CHIBE: Over the years the band saw manufacturers have tried to make them simpler to operate, but you still need a qualified band saw operator. That’s important because you’re supposed to be paying attention to many different sawing parameters when cutting. A good operator is not sitting there reading the newspaper. I would hope they’re pretty well versed in feeds and speeds. The three most important things are band speed, feed rate, and lubrication. The operator should check the coolant with a refractometer at the start of the shift. You want to make sure it’s not getting diluted or too rich because it’s a hot summer day and the water is evaporating out of it. A good operator always needs to know the proper feeds and speeds. You can look it up online, it will tell you what speed to run the material based on the saw you’re using and the material you’re cutting. With that info it will let you know what band speed to run and what feed rate to run it at. You can go by removal rates, which is the number of square inches removed from the material when you’re cutting it and you also have the linear feed rate and that is how fast the head is actually moving through the material.

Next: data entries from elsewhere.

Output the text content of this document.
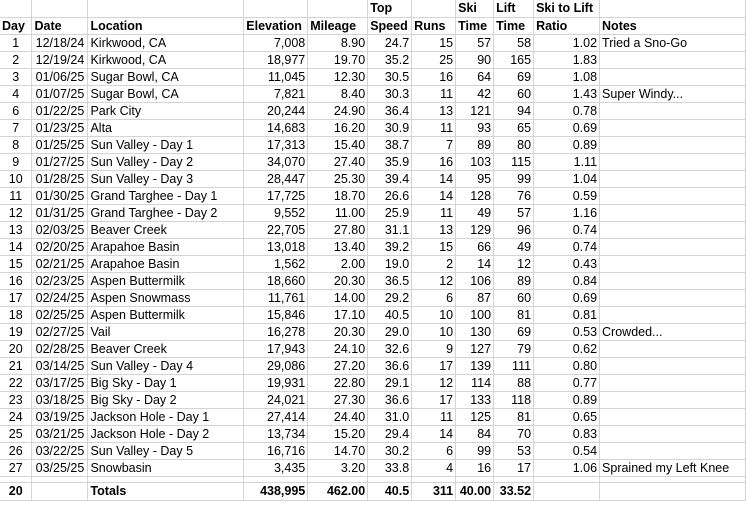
					Top		Ski	Lift	Ski to Lift	
Day	Date	Location	Elevation	Mileage	Speed	Runs	Time	Time	Ratio	Notes
1	12/18/24	Kirkwood, CA	7,008	8.90	24.7	15	57	58	1.02	Tried a Sno-Go
2	12/19/24	Kirkwood, CA	18,977	19.70	35.2	25	90	165	1.83	
3	01/06/25	Sugar Bowl, CA	11,045	12.30	30.5	16	64	69	1.08	
4	01/07/25	Sugar Bowl, CA	7,821	8.40	30.3	11	42	60	1.43	Super Windy...
6	01/22/25	Park City	20,244	24.90	36.4	13	121	94	0.78	
7	01/23/25	Alta	14,683	16.20	30.9	11	93	65	0.69	
8	01/25/25	Sun Valley - Day 1	17,313	15.40	38.7	7	89	80	0.89	
9	01/27/25	Sun Valley - Day 2	34,070	27.40	35.9	16	103	115	1.11	
10	01/28/25	Sun Valley - Day 3	28,447	25.30	39.4	14	95	99	1.04	
11	01/30/25	Grand Targhee - Day 1	17,725	18.70	26.6	14	128	76	0.59	
12	01/31/25	Grand Targhee - Day 2	9,552	11.00	25.9	11	49	57	1.16	
13	02/03/25	Beaver Creek	22,705	27.80	31.1	13	129	96	0.74	
14	02/20/25	Arapahoe Basin	13,018	13.40	39.2	15	66	49	0.74	
15	02/21/25	Arapahoe Basin	1,562	2.00	19.0	2	14	12	0.43	
16	02/23/25	Aspen Buttermilk	18,660	20.30	36.5	12	106	89	0.84	
17	02/24/25	Aspen Snowmass	11,761	14.00	29.2	6	87	60	0.69	
18	02/25/25	Aspen Buttermilk	15,846	17.10	40.5	10	100	81	0.81	
19	02/27/25	Vail	16,278	20.30	29.0	10	130	69	0.53	Crowded...
20	02/28/25	Beaver Creek	17,943	24.10	32.6	9	127	79	0.62	
21	03/14/25	Sun Valley - Day 4	29,086	27.20	36.6	17	139	111	0.80	
22	03/17/25	Big Sky - Day 1	19,931	22.80	29.1	12	114	88	0.77	
23	03/18/25	Big Sky - Day 2	24,021	27.30	36.6	17	133	118	0.89	
24	03/19/25	Jackson Hole - Day 1	27,414	24.40	31.0	11	125	81	0.65	
25	03/21/25	Jackson Hole - Day 2	13,734	15.20	29.4	14	84	70	0.83	
26	03/22/25	Sun Valley - Day 5	16,716	14.70	30.2	6	99	53	0.54	
27	03/25/25	Snowbasin	3,435	3.20	33.8	4	16	17	1.06	Sprained my Left Knee

20		Totals	438,995	462.00	40.5	311	40.00	33.52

You need a good operator and you need someone who understands what the process is. It’s just knowing some simple things too. If you’re looking at it and it’s vibrating, you have to make some adjustments. If it’s squealing a lot, you probably have to lower the speed, maybe increase the feed a little bit. Those are the types of things you want to train your operators about. If you see a lot of steam coming off, then you’re probably generating too much heat. The biggest thing, we always used to call it the tell-tale chips. Get the chips coming off of a job (don’t stick your hands in but put a shovel underneath) they should be warm to the touch but not so hot that they’re going to burn your hand. They should be silvery. You don’t want chips coming off purple, unless you’re cutting with some kinds of carbide. You want the operators to constantly be monitoring things. If you hear a boom, you probably broke a tooth and you might be getting to the point where you may need to change the blade soon. The most important is to check the squareness of the material. If it’s cutting out of square, that usually means the blade is starting to reach its useful life. Operators should always be aware of the saw they are suing and its capabilities to be able to run it efficiently.